27 Mai 2021 at 8:28 Laisser un commentaire

ISRAEL-PALESTINE : LE COÛT ABYSSAL DE L’IMPUNITÉ 



C’est à nouveau l’enfer à Gaza, tandis que Israël s’embrase. Les dirigeants européens, et la « communauté internationale » dans son ensemble, redécouvrent le problème palestinien, qui avait, depuis un certain temps, disparu de leurs radars géopolitiques. 
Certes, Netanyahou avait proclamé « l’Etat-nation du peuple juif » faisant des Palestiniens des citoyens de seconde zone. Certes, Washington avait reconnu Jérusalem comme capitale d’Israël, donnant ainsi le feu vert américain à Tel Aviv pour un nouveau saut qualitatif des violations du droit international.
Certes, Trump avait acheté le ralliement inconditionnel de ses alliés arabes à l’Etat occupant, isolant toujours plus le peuple palestinien.
Certes, Netanyahu, ainsi ragaillardi, menaçait d’annexer la vallée du Jourdain.

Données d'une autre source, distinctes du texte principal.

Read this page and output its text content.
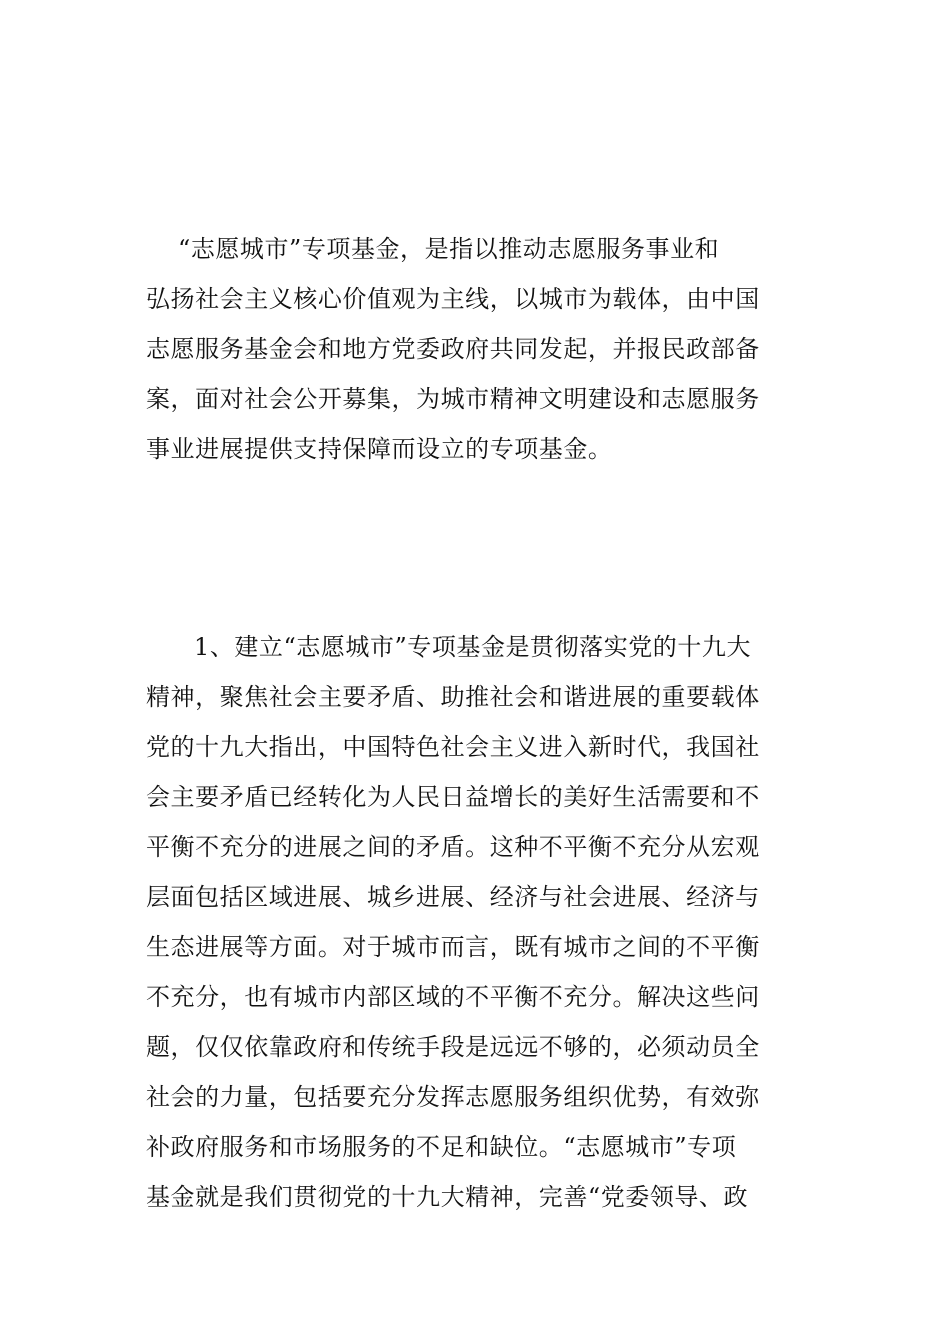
“志愿城市”专项基金，是指以推动志愿服务事业和
弘扬社会主义核心价值观为主线，以城市为载体，由中国
志愿服务基金会和地方党委政府共同发起，并报民政部备
案，面对社会公开募集，为城市精神文明建设和志愿服务
事业进展提供支持保障而设立的专项基金。
1、建立“志愿城市”专项基金是贯彻落实党的十九大
精神，聚焦社会主要矛盾、助推社会和谐进展的重要载体
党的十九大指出，中国特色社会主义进入新时代，我国社
会主要矛盾已经转化为人民日益增长的美好生活需要和不
平衡不充分的进展之间的矛盾。这种不平衡不充分从宏观
层面包括区域进展、城乡进展、经济与社会进展、经济与
生态进展等方面。对于城市而言，既有城市之间的不平衡
不充分，也有城市内部区域的不平衡不充分。解决这些问
题，仅仅依靠政府和传统手段是远远不够的，必须动员全
社会的力量，包括要充分发挥志愿服务组织优势，有效弥
补政府服务和市场服务的不足和缺位。“志愿城市”专项
基金就是我们贯彻党的十九大精神，完善“党委领导、政
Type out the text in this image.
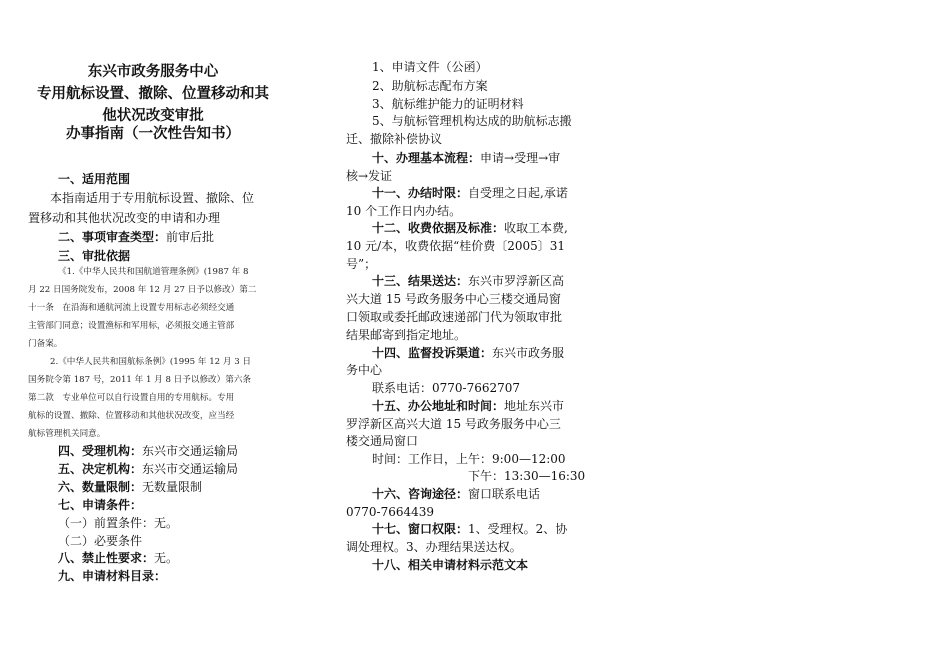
东兴市政务服务中心
专用航标设置、撤除、位置移动和其
他状况改变审批
办事指南（一次性告知书）
一、适用范围
本指南适用于专用航标设置、撤除、位
置移动和其他状况改变的申请和办理
二、事项审查类型：前审后批
三、审批依据
《1.《中华人民共和国航道管理条例》(1987 年 8
月 22 日国务院发布，2008 年 12 月 27 日予以修改）第二
十一条　在沿海和通航河流上设置专用标志必须经交通
主管部门同意；设置渔标和军用标，必须报交通主管部
门备案。
2.《中华人民共和国航标条例》(1995 年 12 月 3 日
国务院令第 187 号，2011 年 1 月 8 日予以修改）第六条
第二款　专业单位可以自行设置自用的专用航标。专用
航标的设置、撤除、位置移动和其他状况改变，应当经
航标管理机关同意。
四、受理机构：东兴市交通运输局
五、决定机构：东兴市交通运输局
六、数量限制：无数量限制
七、申请条件：
（一）前置条件：无。
（二）必要条件
八、禁止性要求：无。
九、申请材料目录：
1、申请文件（公函）
2、助航标志配布方案
3、航标维护能力的证明材料
5、与航标管理机构达成的助航标志搬
迁、撤除补偿协议
十、办理基本流程：申请→受理→审
核→发证
十一、办结时限：自受理之日起,承诺
10 个工作日内办结。
十二、收费依据及标准：收取工本费,
10 元/本，收费依据“桂价费〔2005〕31
号”；
十三、结果送达：东兴市罗浮新区高
兴大道 15 号政务服务中心三楼交通局窗
口领取或委托邮政速递部门代为领取审批
结果邮寄到指定地址。
十四、监督投诉渠道：东兴市政务服
务中心
联系电话：0770-7662707
十五、办公地址和时间：地址东兴市
罗浮新区高兴大道 15 号政务服务中心三
楼交通局窗口
时间：工作日，上午：9:00—12:00
下午：13:30—16:30
十六、咨询途径：窗口联系电话
0770-7664439
十七、窗口权限：1、受理权。2、协
调处理权。3、办理结果送达权。
十八、相关申请材料示范文本
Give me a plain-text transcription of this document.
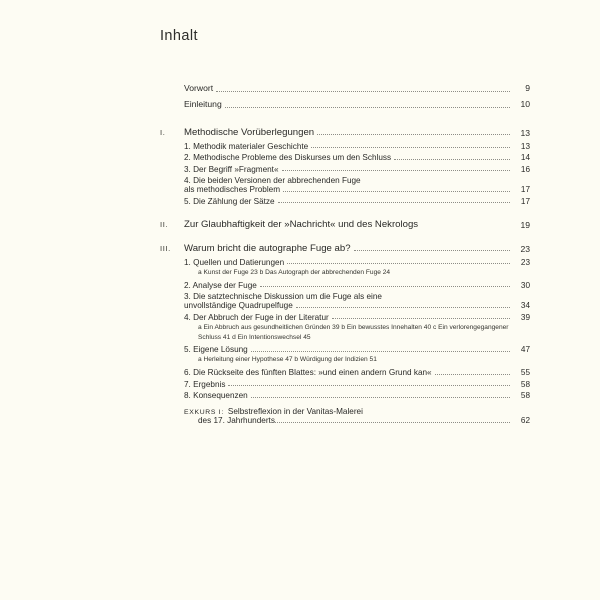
Inhalt
Vorwort	9
Einleitung	10
I.	Methodische Vorüberlegungen	13
1. Methodik materialer Geschichte	13
2. Methodische Probleme des Diskurses um den Schluss	14
3. Der Begriff »Fragment«	16
4. Die beiden Versionen der abbrechenden Fuge
als methodisches Problem	17
5. Die Zählung der Sätze	17
II.	Zur Glaubhaftigkeit der »Nachricht« und des Nekrologs	19
III.	Warum bricht die autographe Fuge ab?	23
1. Quellen und Datierungen	23
a Kunst der Fuge 23 b Das Autograph der abbrechenden Fuge 24
2. Analyse der Fuge	30
3. Die satztechnische Diskussion um die Fuge als eine
unvollständige Quadrupelfuge	34
4. Der Abbruch der Fuge in der Literatur	39
a Ein Abbruch aus gesundheitlichen Gründen 39 b Ein bewusstes Innehalten 40 c Ein verlorengegangener Schluss 41 d Ein Intentionswechsel 45
5. Eigene Lösung	47
a Herleitung einer Hypothese 47 b Würdigung der Indizien 51
6. Die Rückseite des fünften Blattes: »und einen andern Grund kan«	55
7. Ergebnis	58
8. Konsequenzen	58
EXKURS I: Selbstreflexion in der Vanitas-Malerei
des 17. Jahrhunderts	62
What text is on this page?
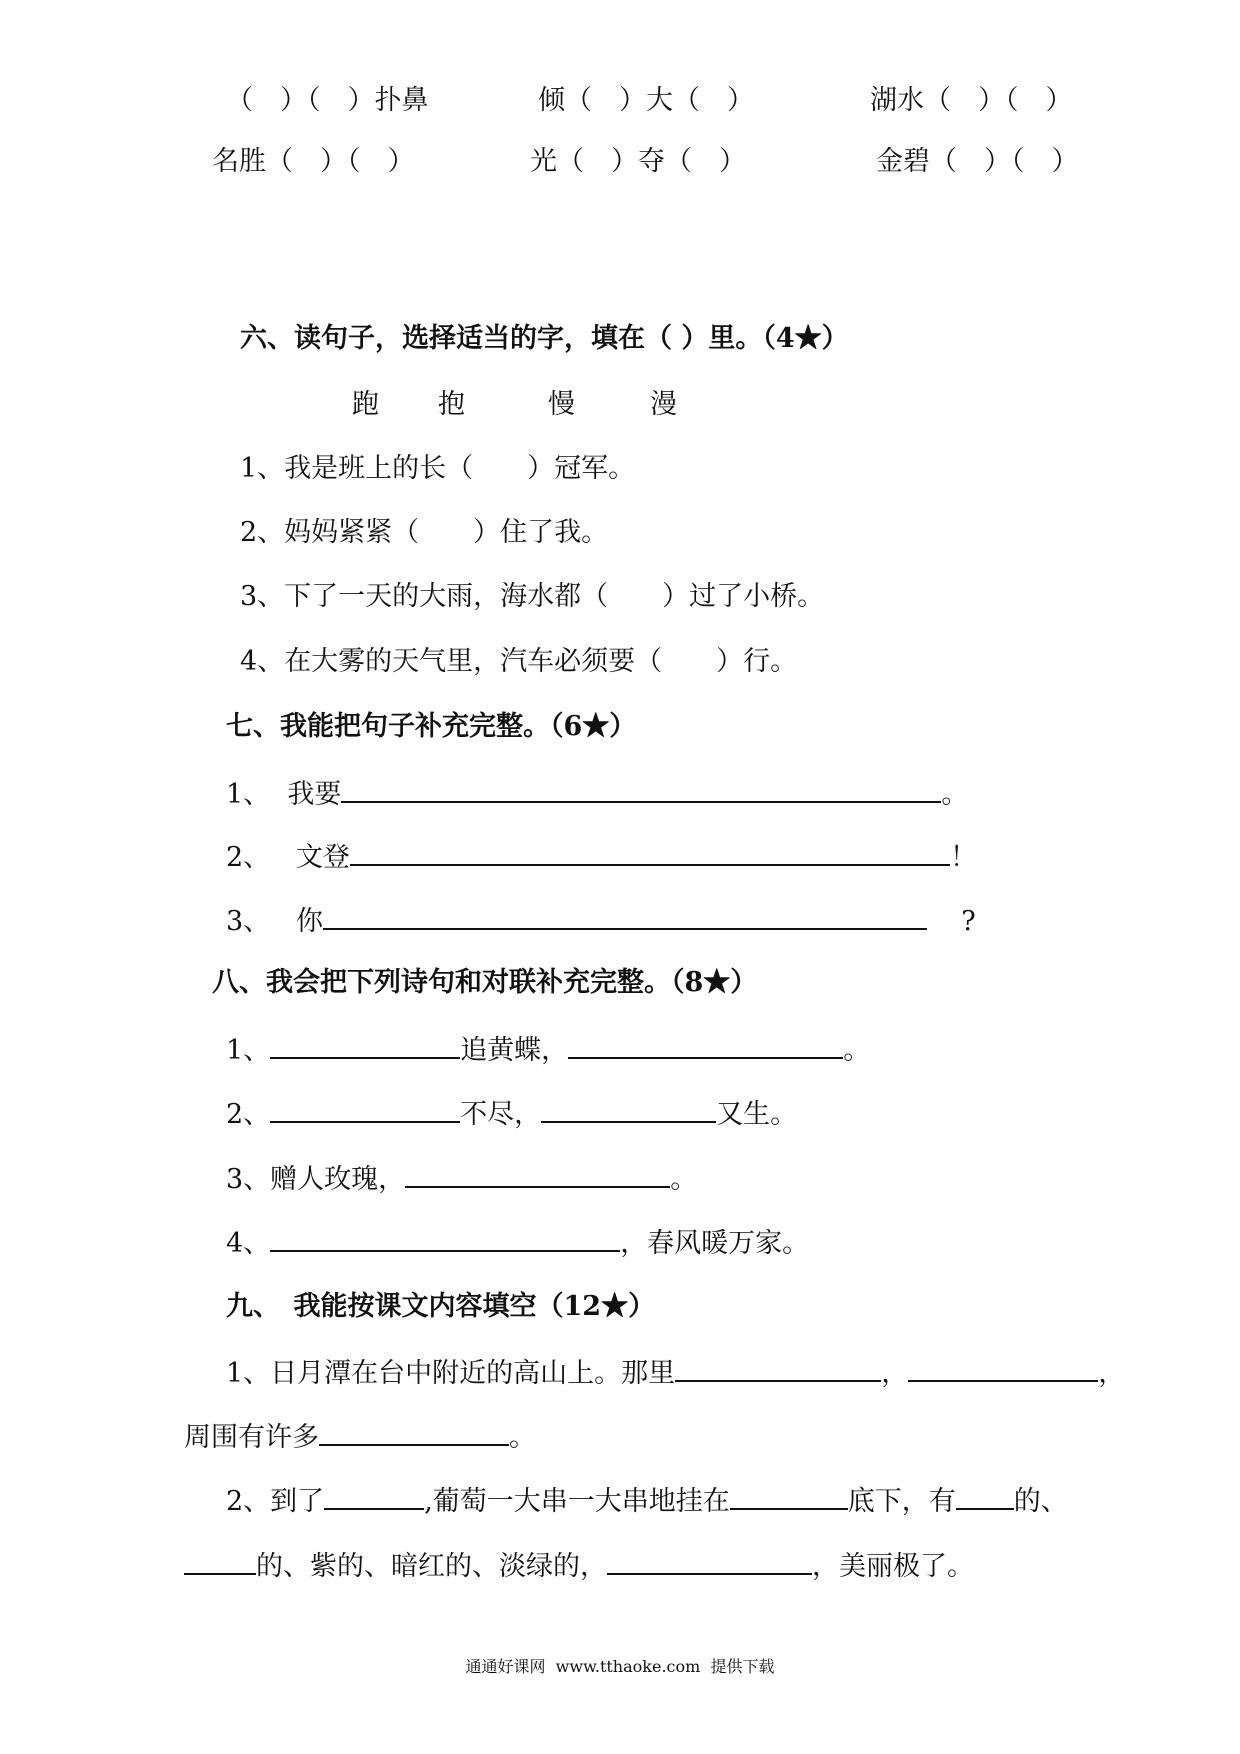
（　）（　）扑鼻	倾（　）大（　）	湖水（　）（　）
名胜（　）（　）	光（　）夺（　）	金碧（　）（　）
六、读句子，选择适当的字，填在（ ）里。（4★）
跑 抱	慢	漫
1、我是班上的长（　　）冠军。
2、妈妈紧紧（　　）住了我。
3、下了一天的大雨，海水都（　　）过了小桥。
4、在大雾的天气里，汽车必须要（　　）行。
七、我能把句子补充完整。（6★）
1、 我要	。
2、 文登	！
3、 你	?
八、我会把下列诗句和对联补充完整。（8★）
1、	追黄蝶，	。
2、	不尽，	又生。
3、赠人玫瑰，	。
4、	，春风暖万家。
九、　我能按课文内容填空（12★）
1、日月潭在台中附近的高山上。那里	，	，
周围有许多	。
2、到了	,葡萄一大串一大串地挂在	底下，有 的、
的、紫的、暗红的、淡绿的，	，美丽极了。
通通好课网  www.tthaoke.com  提供下载
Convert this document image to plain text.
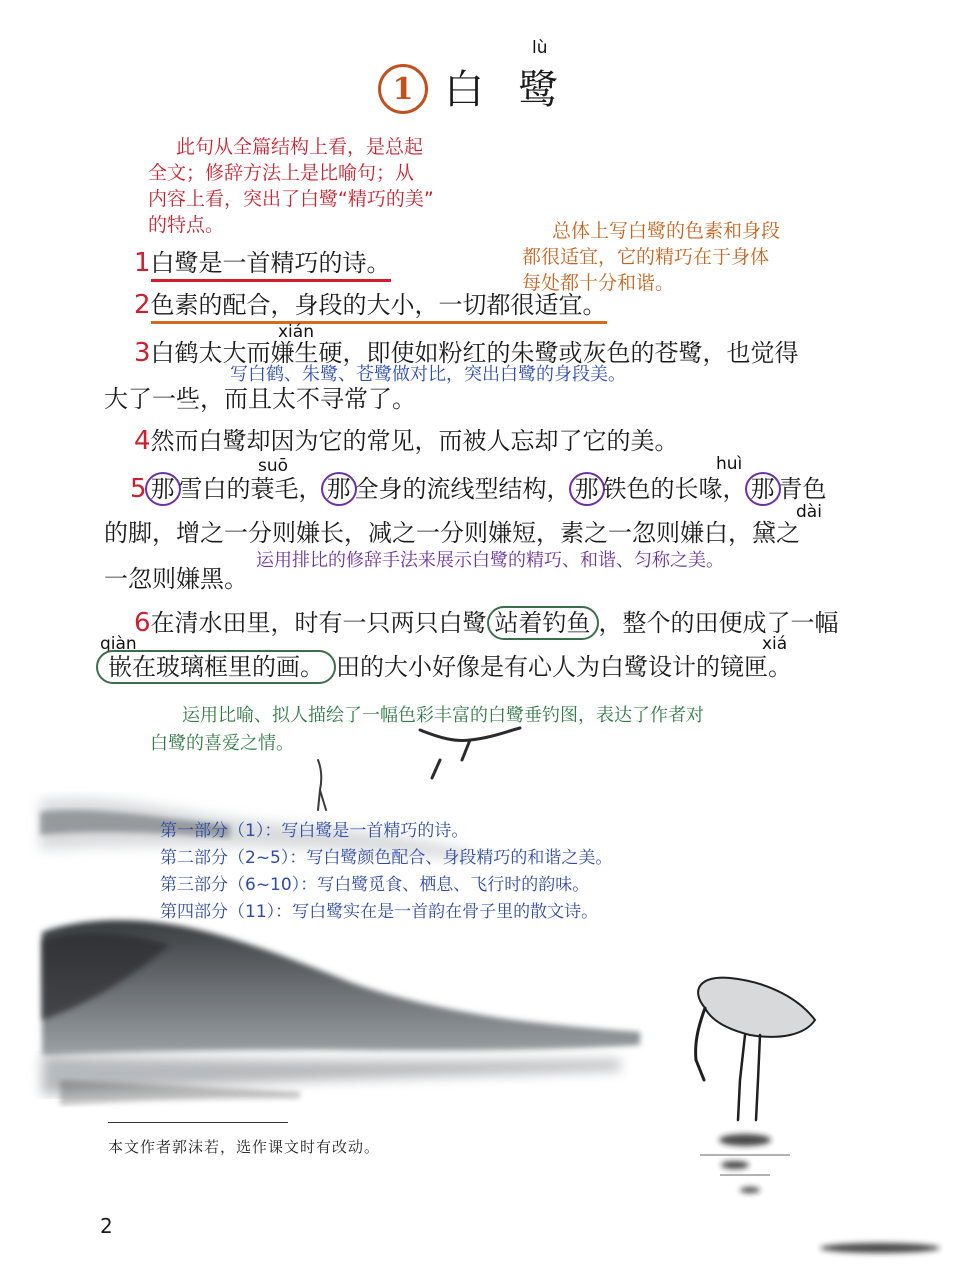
1
lù
白鹭
此句从全篇结构上看，是总起
全文；修辞方法上是比喻句；从
内容上看，突出了白鹭“精巧的美”
的特点。	总体上写白鹭的色素和身段
都很适宜，它的精巧在于身体
每处都十分和谐。
1白鹭是一首精巧的诗。
2色素的配合，身段的大小，一切都很适宜。
xián
3白鹤太大而嫌生硬，即使如粉红的朱鹭或灰色的苍鹭，也觉得
写白鹤、朱鹭、苍鹭做对比，突出白鹭的身段美。
大了一些，而且太不寻常了。
4然而白鹭却因为它的常见，而被人忘却了它的美。
suō	huì
5 那 雪白的蓑毛， 那 全身的流线型结构， 那 铁色的长喙， 那 青色
dài
的脚，增之一分则嫌长，减之一分则嫌短，素之一忽则嫌白，黛之
运用排比的修辞手法来展示白鹭的精巧、和谐、匀称之美。
一忽则嫌黑。
6在清水田里，时有一只两只白鹭 站着钓鱼 ，整个的田便成了一幅
qiàn	xiá
嵌在玻璃框里的画。 田的大小好像是有心人为白鹭设计的镜匣。
运用比喻、拟人描绘了一幅色彩丰富的白鹭垂钓图，表达了作者对
白鹭的喜爱之情。
第一部分（1）：写白鹭是一首精巧的诗。
第二部分（2~5）：写白鹭颜色配合、身段精巧的和谐之美。
第三部分（6~10）：写白鹭觅食、栖息、飞行时的韵味。
第四部分（11）：写白鹭实在是一首韵在骨子里的散文诗。
本文作者郭沫若，选作课文时有改动。
2
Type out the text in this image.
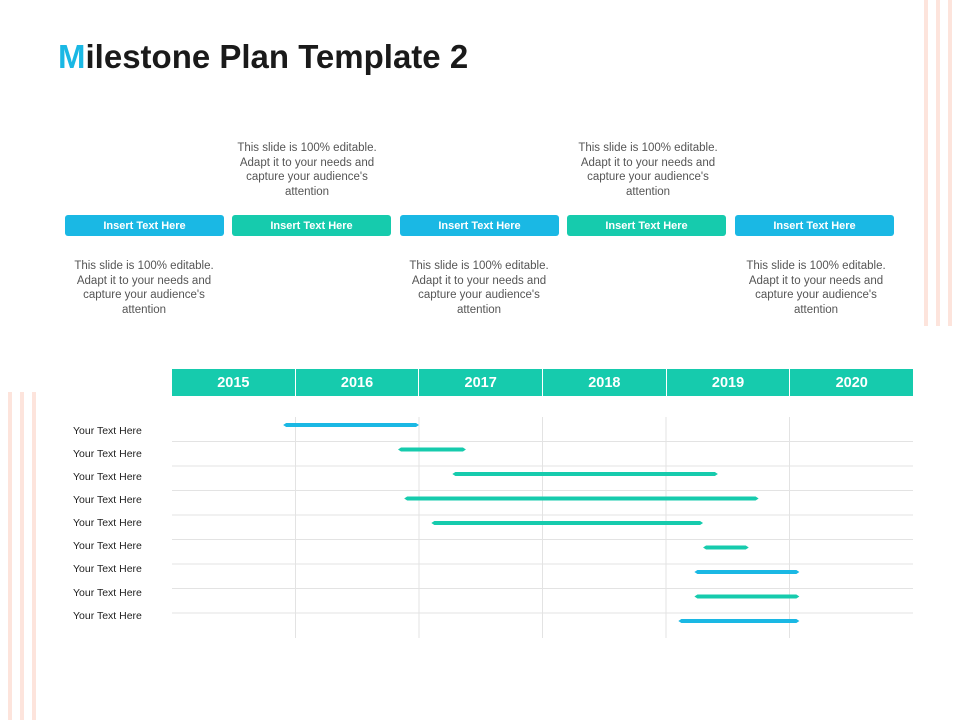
Milestone Plan Template 2
This slide is 100% editable. Adapt it to your needs and capture your audience's attention
This slide is 100% editable. Adapt it to your needs and capture your audience's attention
This slide is 100% editable. Adapt it to your needs and capture your audience's attention
This slide is 100% editable. Adapt it to your needs and capture your audience's attention
This slide is 100% editable. Adapt it to your needs and capture your audience's attention
Insert Text Here	Insert Text Here	Insert Text Here	Insert Text Here	Insert Text Here
2015	2016	2017	2018	2019	2020
Your Text Here
Your Text Here
Your Text Here
Your Text Here
Your Text Here
Your Text Here
Your Text Here
Your Text Here
Your Text Here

Certes, la colonisation se poursuivait pendant tout ce temps à un rythme de plus en plus soutenu en Cisjordanie, tout comme le blocus militaire dévastateur de Gaza, tandis qu’ à Jérusalem-Est annexé, les colons multipliaient les expulsions de familles palestiniennes. En prime, Israël venait de refuser l’ouverture des bureaux de vote pour les 150 000 électeurs palestiniens de la vieille ville, ce qui a conduit au report sine die des premières élections palestiniennes prévues depuis 15 ans…
Pas de quoi s’émouvoir plus que ça dans les grandes capitales, puisque l’ordre régnait pour l’essentiel… L’UE estimait « faire le job » en activant  la machine à produire des communiqués rappelant « son attachement à une solution négociée fondée sur la coexistence de deux Etats… » tout en soignant ses relations avec Israël, fût-il dirigé par l’extrême-droite qui torpille toute perspective de paix.
Des voix lucides -y compris israéliennes- avaient beau insister depuis toujours , à la fois sur le risque d’embrasement qu’encourageait cette capitulation face à l’inacceptable, et sur le mauvais service ainsi rendu à Israël même, à l’instar du digne et courageux Président de la Knesset, Abraham Burg, qui avait lancé  à ses collègues en 2002 : « Un peuple d’occupants finit par être changé et défiguré par les tares de l’occupation », en les invitant à regarder en face ce qu’ils ont fait de leur pays, rien n’y fit ! 
L’UE, comme bien d’autres champions des droits de l’homme, étaient depuis longtemps passés à autre chose, lorsque la nième provocation-humiliation des colons à Jérusalem-Est a dégénéré, les nombreux fidèles rassemblés sur l’Esplanade des mosquées avant la fin du ramadan ayant été sauvagement agressés par la police de l’occupant jusque dans la très emblématique mosquée al-Aqsa.
Ce n’est qu’après cette explosion de colère légitime des habitants palestiniens de Jérusalem que les tirs, évidemment condamnables, du Hamas sont intervenus, puis que l’embrasement a gagné des villes dites « mixtes » en Israël même. Le responsable de cette tragédie s’appelle Netanyahou: arrêter ses nouveaux crimes de guerre est la priorité absolue.
 Par qui espèrent, dans ces circonstances, être entendus et respectés ceux qui, telle la France, appellent les deux parties « à faire preuve de la plus grande retenue », ou comme l’UE, demandent que « la flambée de violence cesse immédiatement » ? Chacun peut aujourd’hui mesurer le coût humain et politique abyssal de décennies d’impunité.